Roy Kim, a senior Nvidia product manager, told us the way forward is a "hybrid" approach, with a less-accurate model on the device so that decisions can be made immediately while a more powerful backend processes the situation and returns a more nuanced decision. State-of-the-art image-recognition systems have more than 150 layers of neurons, said Kim, hence the need for some more oomph on the inference side.
To maximize inference throughput, so your IoT personal-assistant-in-the-cloud doesn't leave you hanging for too long when you ask it a question, Nvidia has added two instructions to its Pascal architecture: IDP2A and IDP4A. These perform two and four-element 8-bit vector dot product calculations with a 32-bit accumulation.
The diagram of a single neuron below looks horrific but it's not as scary as you think. You've got values
x1 to
xn coming in on the left along
n paths. Each
xi input value is multiplied by its path's weight
wi, and then the results of these multiplications are all added up. That's the dot product part.
Then that sum is fed into a threshold or activation function, and that output is fed into the next perceptron in the network.
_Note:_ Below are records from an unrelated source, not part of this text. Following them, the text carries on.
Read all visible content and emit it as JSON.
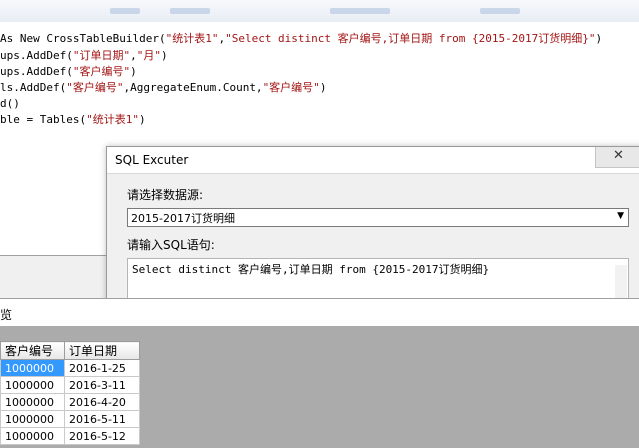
{
  "code_lines": [
    [
      "As New CrossTableBuilder(",
      "\"统计表1\"",
      ",",
      "\"Select distinct 客户编号,订单日期 from {2015-2017订货明细}\"",
      ")"
    ],
    [
      "ups.AddDef(",
      "\"订单日期\"",
      ",",
      "\"月\"",
      ")"
    ],
    [
      "ups.AddDef(",
      "\"客户编号\"",
      ")",
      "",
      ""
    ],
    [
      "ls.AddDef(",
      "\"客户编号\"",
      ",AggregateEnum.Count,",
      "\"客户编号\"",
      ")"
    ],
    [
      "d()",
      "",
      "",
      "",
      ""
    ],
    [
      "ble = Tables(",
      "\"统计表1\"",
      ")",
      "",
      ""
    ]
  ],
  "dialog": {
    "title": "SQL Excuter",
    "close_glyph": "✕",
    "datasource_label": "请选择数据源:",
    "datasource_value": "2015-2017订货明细",
    "sql_label": "请输入SQL语句:",
    "sql_value": "Select distinct 客户编号,订单日期 from {2015-2017订货明细}"
  },
  "preview": {
    "title": "览",
    "columns": [
      "客户编号",
      "订单日期"
    ],
    "rows": [
      [
        "1000000",
        "2016-1-25"
      ],
      [
        "1000000",
        "2016-3-11"
      ],
      [
        "1000000",
        "2016-4-20"
      ],
      [
        "1000000",
        "2016-5-11"
      ],
      [
        "1000000",
        "2016-5-12"
      ]
    ],
    "selected_row": 0
  }
}
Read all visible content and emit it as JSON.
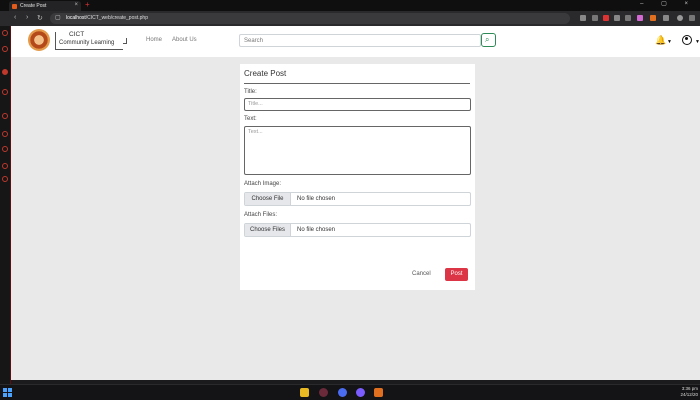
{
  "browser": {
    "tab_title": "Create Post",
    "tab_close": "×",
    "new_tab": "+",
    "url_host": "localhost",
    "url_path": "/CICT_web/create_post.php",
    "window_controls": "– ▢ ×"
  },
  "header": {
    "brand_line1": "CICT",
    "brand_line2": "Community Learning",
    "nav": [
      "Home",
      "About Us"
    ],
    "search_placeholder": "Search",
    "search_icon": "magnifier-icon",
    "notification_icon": "bell-icon",
    "profile_icon": "user-circle-icon"
  },
  "form": {
    "heading": "Create Post",
    "title_label": "Title:",
    "title_placeholder": "Title...",
    "text_label": "Text:",
    "text_placeholder": "Text...",
    "image_label": "Attach Image:",
    "image_button": "Choose File",
    "image_status": "No file chosen",
    "files_label": "Attach Files:",
    "files_button": "Choose Files",
    "files_status": "No file chosen",
    "cancel_label": "Cancel",
    "post_label": "Post"
  },
  "taskbar": {
    "time": "3:36 pm",
    "date": "24/12/20"
  },
  "colors": {
    "accent": "#dc3545",
    "search_button": "#2e8b57",
    "page_bg": "#e9e9e9"
  }
}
When you link these together you get something looking like this basic network, which has two inputs, three neurons, and an output.
So, ignoring the activation function, that top neuron's dot-product output is: (
M x
θ1) + (
J x
θ2). Now imagine those variables are each 8-bit integers ranging from -127 to 127, or 0 to 255. Now imagine doing up to 47 trillion of those dot-product operations a second, all combining inputs to feed into the next stages of a network. That's what Nvidia's P40 is claiming to do. That's what Nv means by accelerated 8-bit dot product calculations.
Nvidia also claims its P4 can do, at its very best, 21.8 trillion operations a second using 8-bit integers, and that the P4 is "40 times more efficient" than an Intel Xeon E5 CPU in terms of the number of images classified per second per watt using an AlexaNet-trained model.
The P4 and P40 will go on sale in October and November, we're told. If you really want to get your hands on similar kit now, Nv's Pascal-based
Titan X graphics card, which emerged in July, can also do 44 TOPS of 8-bit integer operations. The P40 is basically a slightly beefier Titan X.
Meanwhile, Nvidia has released
TensorRT, an inference engine to run on its hardware, and a software development kit called
Deepstream, which can identify people and objects in high-resolution (HEVC, VP9) video.